В кубрик вошел Букреев, нагнулся к амбразуре. Ординарцы встали. Предложили бинокль. Комбат отказался. Теперь даже невооруженным глазом был хорошо виден бронекатер, его серые борта, резавшие волны, покачивание мачты, пенистый след. Но ни одного человека не было видно на палубе судна. Обстрел у берега усилился, но бронекатер мчался к ним, ломая курсы, и, чем ближе он подходил, тем заметнее становилась его скорость.
— Манжула, — сказал Букреев, — я уже предупредил старморнача и рекомендовал Шалунову ошвартоваться между погибшими «охотниками». Прикроется от противника. Как ваше мнение, моряки?
Польщенные обращением комбата, ординарцы переглянулись.
— Серьезно спрашиваю…
— Больше негде ошвартоваться, товарищ капитан, — ответил Манжула. — Бронекатер не тузик, его на берегу меж камней не сховаешь.
— Идите и помогите Шалунову. Плотами разгружать, да и тузик в ход пойдет. Тузик еще не угнали, Манжула?
— Вчера его опять кто-то ближе ко второй роте перетащил. Я уже думаю…
— Что ты думал? — рассеянно спросил Букреев.
— Может, кто готовится уйти…
— Уйти? — внимательно переспросил Букреев. — Кто же думает уйти?
— Во второй роте есть несколько таких субчиков, товарищ капитан. Подбивают уйти.
— Ты их знаешь?
— Почти что. Только нужно еще раз проверить.

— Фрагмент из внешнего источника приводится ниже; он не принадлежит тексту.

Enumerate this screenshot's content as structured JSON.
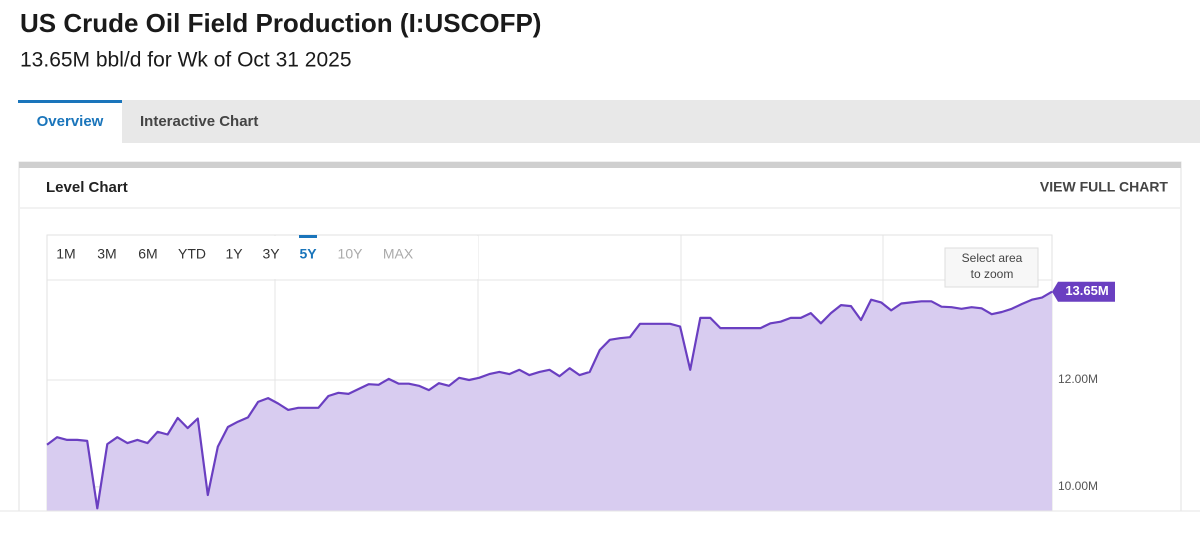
{
  "header": {
    "title": "US Crude Oil Field Production (I:USCOFP)",
    "subtitle": "13.65M bbl/d for Wk of Oct 31 2025"
  },
  "tabs": [
    "Overview",
    "Interactive Chart"
  ],
  "active_tab": 0,
  "card": {
    "title": "Level Chart",
    "link": "VIEW FULL CHART"
  },
  "range_buttons": [
    "1M",
    "3M",
    "6M",
    "YTD",
    "1Y",
    "3Y",
    "5Y",
    "10Y",
    "MAX"
  ],
  "active_range": 6,
  "zoom_hint": [
    "Select area",
    "to zoom"
  ],
  "chart_data": {
    "type": "area",
    "color": "#6a3fc1",
    "fill": "#d8ccf0",
    "grid": true,
    "ylim": [
      9.55,
      14.71
    ],
    "yticks": [
      {
        "value": 10,
        "label": "10.00M"
      },
      {
        "value": 12,
        "label": "12.00M"
      }
    ],
    "last_value_label": "13.65M",
    "values": [
      10.79,
      10.93,
      10.88,
      10.88,
      10.86,
      9.6,
      10.8,
      10.93,
      10.82,
      10.88,
      10.82,
      11.03,
      10.98,
      11.29,
      11.1,
      11.28,
      9.85,
      10.75,
      11.12,
      11.22,
      11.3,
      11.59,
      11.66,
      11.56,
      11.44,
      11.48,
      11.48,
      11.48,
      11.7,
      11.76,
      11.74,
      11.83,
      11.92,
      11.91,
      12.02,
      11.93,
      11.93,
      11.89,
      11.81,
      11.94,
      11.89,
      12.04,
      12.0,
      12.04,
      12.11,
      12.15,
      12.11,
      12.19,
      12.09,
      12.15,
      12.19,
      12.07,
      12.22,
      12.09,
      12.15,
      12.56,
      12.75,
      12.78,
      12.8,
      13.05,
      13.05,
      13.05,
      13.05,
      13.0,
      12.19,
      13.16,
      13.16,
      12.97,
      12.97,
      12.97,
      12.97,
      12.97,
      13.06,
      13.09,
      13.16,
      13.16,
      13.25,
      13.06,
      13.25,
      13.4,
      13.38,
      13.12,
      13.5,
      13.45,
      13.3,
      13.43,
      13.45,
      13.47,
      13.47,
      13.37,
      13.36,
      13.33,
      13.36,
      13.34,
      13.23,
      13.27,
      13.33,
      13.42,
      13.5,
      13.54,
      13.65
    ]
  }
}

— Проверь. А Шалунова — сюда.
Ординарцы ушли. В кубрик влетели запахи моря и сырой земли. Дежурный прикрыл за ординарцами дверь на засов. Букреев присел к амбразуре. Бронекатер приблизился к остовам погибших кораблей, сбавил ход и ошвартовался. Через несколько минут оттуда отделилась лодка. В ней сидел Шалунов и с ним двое моряков. Лодка попала в береговую волну-толкунец и скрылась из поля зрения. Одинокая чайка с криком летала низко над водой. Спугнутая разрывом снаряда, она рванулась кверху и замахала острыми крыльями, похожими на запятые.

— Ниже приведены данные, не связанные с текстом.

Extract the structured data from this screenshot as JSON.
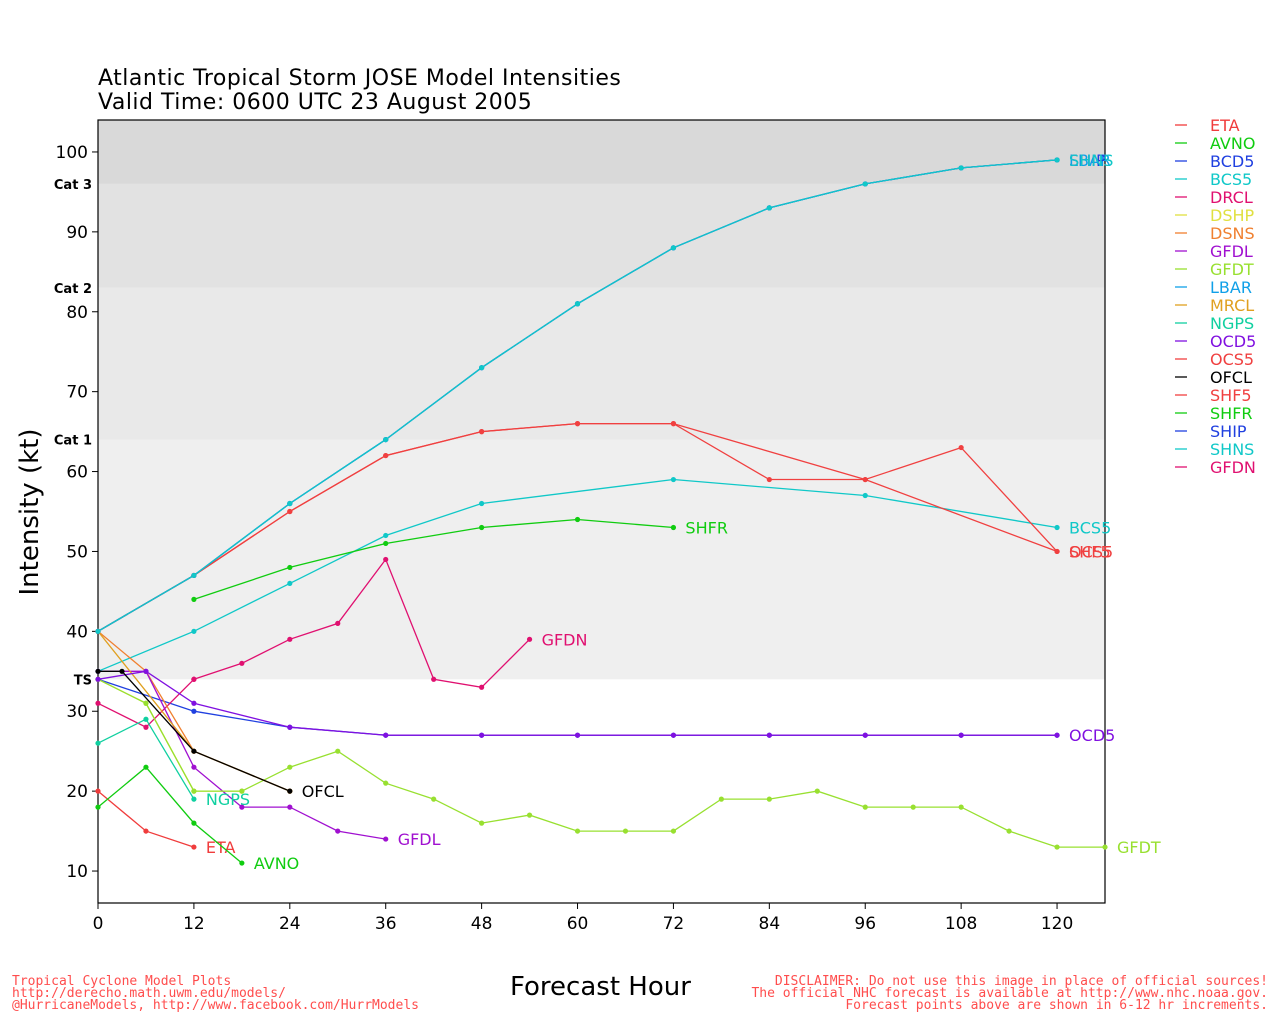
{
  "title": "Atlantic Tropical Storm JOSE Model Intensities",
  "subtitle": "Valid Time: 0600 UTC 23 August 2005",
  "footer": {
    "left": [
      "Tropical Cyclone Model Plots",
      "http://derecho.math.uwm.edu/models/",
      "@HurricaneModels, http://www.facebook.com/HurrModels"
    ],
    "center": "Forecast Hour",
    "right": [
      "DISCLAIMER: Do not use this image in place of official sources!",
      "The official NHC forecast is available at http://www.nhc.noaa.gov.",
      "Forecast points above are shown in 6-12 hr increments."
    ]
  },
  "chart_data": {
    "type": "line",
    "xlabel": "Forecast Hour",
    "ylabel": "Intensity (kt)",
    "xlim": [
      0,
      126
    ],
    "ylim": [
      6,
      104
    ],
    "xticks": [
      0,
      12,
      24,
      36,
      48,
      60,
      72,
      84,
      96,
      108,
      120
    ],
    "yticks": [
      10,
      20,
      30,
      40,
      50,
      60,
      70,
      80,
      90,
      100
    ],
    "bands": [
      {
        "label": "TS",
        "from": 34,
        "to": 64,
        "color": "#efefef"
      },
      {
        "label": "Cat 1",
        "from": 64,
        "to": 83,
        "color": "#e9e9e9"
      },
      {
        "label": "Cat 2",
        "from": 83,
        "to": 96,
        "color": "#e2e2e2"
      },
      {
        "label": "Cat 3",
        "from": 96,
        "to": 104,
        "color": "#d9d9d9"
      }
    ],
    "series": [
      {
        "name": "ETA",
        "color": "#f03c3c",
        "points": [
          [
            0,
            20
          ],
          [
            6,
            15
          ],
          [
            12,
            13
          ]
        ],
        "label": "ETA"
      },
      {
        "name": "AVNO",
        "color": "#10cc10",
        "points": [
          [
            0,
            18
          ],
          [
            6,
            23
          ],
          [
            12,
            16
          ],
          [
            18,
            11
          ]
        ],
        "label": "AVNO"
      },
      {
        "name": "BCD5",
        "color": "#2040e0",
        "points": [
          [
            0,
            34
          ],
          [
            12,
            30
          ],
          [
            24,
            28
          ],
          [
            36,
            27
          ],
          [
            48,
            27
          ],
          [
            60,
            27
          ],
          [
            72,
            27
          ],
          [
            84,
            27
          ],
          [
            96,
            27
          ],
          [
            108,
            27
          ],
          [
            120,
            27
          ]
        ],
        "label": ""
      },
      {
        "name": "BCS5",
        "color": "#10c8c8",
        "points": [
          [
            0,
            35
          ],
          [
            12,
            40
          ],
          [
            24,
            46
          ],
          [
            36,
            52
          ],
          [
            48,
            56
          ],
          [
            72,
            59
          ],
          [
            96,
            57
          ],
          [
            120,
            53
          ]
        ],
        "label": "BCS5"
      },
      {
        "name": "DRCL",
        "color": "#e01070",
        "points": [
          [
            0,
            31
          ],
          [
            6,
            28
          ],
          [
            12,
            34
          ]
        ],
        "label": ""
      },
      {
        "name": "DSHP",
        "color": "#e0e040",
        "points": [
          [
            0,
            34
          ],
          [
            6,
            31
          ],
          [
            12,
            20
          ],
          [
            18,
            20
          ]
        ],
        "label": ""
      },
      {
        "name": "DSNS",
        "color": "#f08030",
        "points": [
          [
            0,
            40
          ],
          [
            6,
            35
          ],
          [
            12,
            25
          ],
          [
            24,
            20
          ]
        ],
        "label": ""
      },
      {
        "name": "GFDL",
        "color": "#a010d0",
        "points": [
          [
            0,
            35
          ],
          [
            6,
            35
          ],
          [
            12,
            23
          ],
          [
            18,
            18
          ],
          [
            24,
            18
          ],
          [
            30,
            15
          ],
          [
            36,
            14
          ]
        ],
        "label": "GFDL"
      },
      {
        "name": "GFDT",
        "color": "#98e030",
        "points": [
          [
            0,
            34
          ],
          [
            6,
            31
          ],
          [
            12,
            20
          ],
          [
            18,
            20
          ],
          [
            24,
            23
          ],
          [
            30,
            25
          ],
          [
            36,
            21
          ],
          [
            42,
            19
          ],
          [
            48,
            16
          ],
          [
            54,
            17
          ],
          [
            60,
            15
          ],
          [
            66,
            15
          ],
          [
            72,
            15
          ],
          [
            78,
            19
          ],
          [
            84,
            19
          ],
          [
            90,
            20
          ],
          [
            96,
            18
          ],
          [
            102,
            18
          ],
          [
            108,
            18
          ],
          [
            114,
            15
          ],
          [
            120,
            13
          ],
          [
            126,
            13
          ]
        ],
        "label": "GFDT"
      },
      {
        "name": "LBAR",
        "color": "#10a0e8",
        "points": [
          [
            0,
            40
          ],
          [
            12,
            47
          ],
          [
            24,
            56
          ],
          [
            36,
            64
          ],
          [
            48,
            73
          ],
          [
            60,
            81
          ],
          [
            72,
            88
          ],
          [
            84,
            93
          ],
          [
            96,
            96
          ],
          [
            108,
            98
          ],
          [
            120,
            99
          ]
        ],
        "label": "LBAR"
      },
      {
        "name": "MRCL",
        "color": "#e0a020",
        "points": [
          [
            0,
            40
          ],
          [
            12,
            25
          ],
          [
            24,
            20
          ]
        ],
        "label": ""
      },
      {
        "name": "NGPS",
        "color": "#10d0a0",
        "points": [
          [
            0,
            26
          ],
          [
            6,
            29
          ],
          [
            12,
            19
          ]
        ],
        "label": "NGPS"
      },
      {
        "name": "OCD5",
        "color": "#8010e0",
        "points": [
          [
            0,
            34
          ],
          [
            6,
            35
          ],
          [
            12,
            31
          ],
          [
            24,
            28
          ],
          [
            36,
            27
          ],
          [
            48,
            27
          ],
          [
            60,
            27
          ],
          [
            72,
            27
          ],
          [
            84,
            27
          ],
          [
            96,
            27
          ],
          [
            108,
            27
          ],
          [
            120,
            27
          ]
        ],
        "label": "OCD5"
      },
      {
        "name": "OCS5",
        "color": "#f04040",
        "points": [
          [
            0,
            40
          ],
          [
            12,
            47
          ],
          [
            24,
            55
          ],
          [
            36,
            62
          ],
          [
            48,
            65
          ],
          [
            60,
            66
          ],
          [
            72,
            66
          ],
          [
            96,
            59
          ],
          [
            120,
            50
          ]
        ],
        "label": "OCS5"
      },
      {
        "name": "OFCL",
        "color": "#000000",
        "points": [
          [
            0,
            35
          ],
          [
            3,
            35
          ],
          [
            12,
            25
          ],
          [
            24,
            20
          ]
        ],
        "label": "OFCL"
      },
      {
        "name": "SHF5",
        "color": "#f04040",
        "points": [
          [
            0,
            40
          ],
          [
            12,
            47
          ],
          [
            24,
            55
          ],
          [
            36,
            62
          ],
          [
            48,
            65
          ],
          [
            60,
            66
          ],
          [
            72,
            66
          ],
          [
            84,
            59
          ],
          [
            96,
            59
          ],
          [
            108,
            63
          ],
          [
            120,
            50
          ]
        ],
        "label": "SHF5"
      },
      {
        "name": "SHFR",
        "color": "#10cc10",
        "points": [
          [
            12,
            44
          ],
          [
            24,
            48
          ],
          [
            36,
            51
          ],
          [
            48,
            53
          ],
          [
            60,
            54
          ],
          [
            72,
            53
          ]
        ],
        "label": "SHFR"
      },
      {
        "name": "SHIP",
        "color": "#2040e0",
        "points": [
          [
            0,
            40
          ],
          [
            12,
            47
          ],
          [
            24,
            56
          ],
          [
            36,
            64
          ],
          [
            48,
            73
          ],
          [
            60,
            81
          ],
          [
            72,
            88
          ],
          [
            84,
            93
          ],
          [
            96,
            96
          ],
          [
            108,
            98
          ],
          [
            120,
            99
          ]
        ],
        "label": "SHIP"
      },
      {
        "name": "SHNS",
        "color": "#10c8c8",
        "points": [
          [
            0,
            40
          ],
          [
            12,
            47
          ],
          [
            24,
            56
          ],
          [
            36,
            64
          ],
          [
            48,
            73
          ],
          [
            60,
            81
          ],
          [
            72,
            88
          ],
          [
            84,
            93
          ],
          [
            96,
            96
          ],
          [
            108,
            98
          ],
          [
            120,
            99
          ]
        ],
        "label": "SHNS"
      },
      {
        "name": "GFDN",
        "color": "#e01070",
        "points": [
          [
            12,
            34
          ],
          [
            18,
            36
          ],
          [
            24,
            39
          ],
          [
            30,
            41
          ],
          [
            36,
            49
          ],
          [
            42,
            34
          ],
          [
            48,
            33
          ],
          [
            54,
            39
          ]
        ],
        "label": "GFDN"
      }
    ]
  }
}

Пришедший с передовой Батраков снял мокрую плащ-палатку, отряхнул ее и повесил на крюк. Озябшими и мокрыми пальцами он расстегнул ватник, стащил его и остался в гимнастерке. Шеврон морской пехоты на левом рукаве из золотого стал черным; на спине белели пятна и видны были потертости от ремня автомата. У Батракова была худая шея и заросшее лицо, но глаза его были все так же ясны — серые, с обычным недовольным прихмуром.
Растирая захолодевшие руки, Батраков склонился над Куриловым, записывавшим приход бронекатера в журнал боевых действий. Дверь во второй кубрик была полуоткрыта, и оттуда доходил свежий воздух. Поддежурный главстаршина спал на верхних нарах, и в кубрике слышалось его тяжелое всхрапывание.

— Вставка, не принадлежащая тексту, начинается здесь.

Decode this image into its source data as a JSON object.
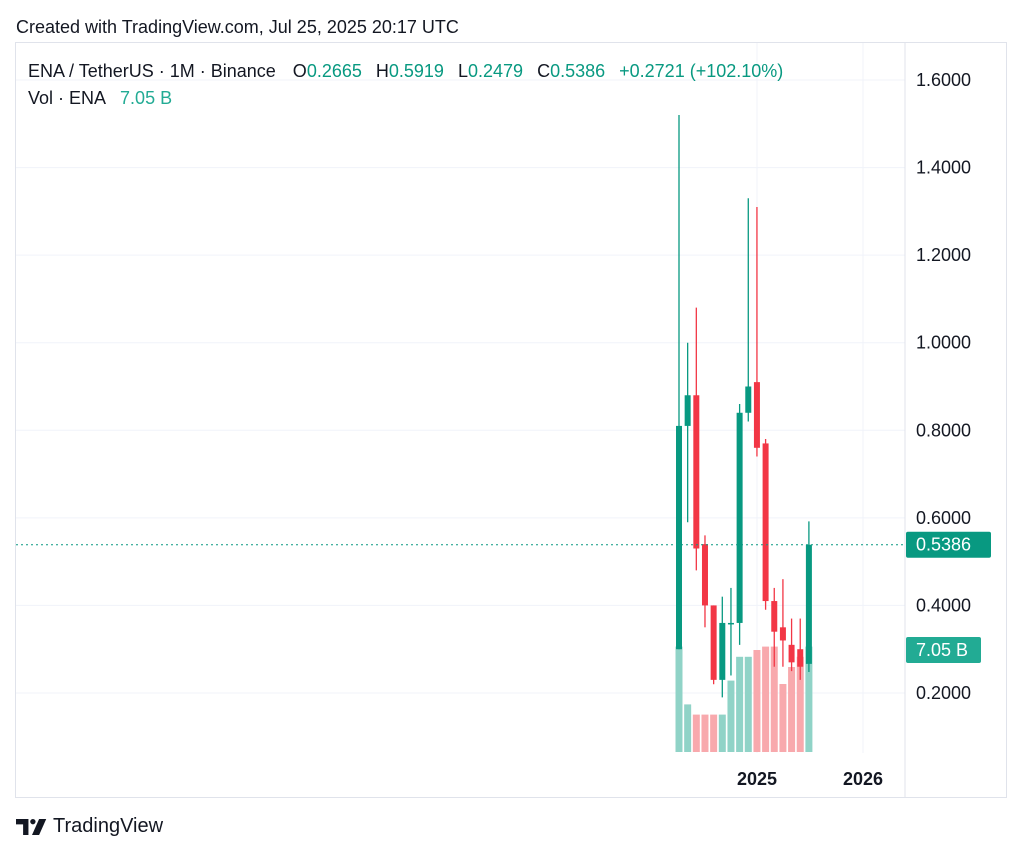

В это время Шалунов, выйдя из лодки и выгрузив при помощи двух своих матросов и ординарцев тюки, завернутые в парусину и перевязанные джутовым шпагатом, пошел к командному пункту глубинными ходами.
Старший морской начальник, как громко именовался молоденький лейтенант в брезентовом плаще, получив приказание комбата разгрузить боеприпасы, доставленные бронекатером, позвонил Рыбалко. От него к блиндажу старморнача, вырытому в обрыве, уже спускалось несколько автоматчиков, чтобы начать выгрузку.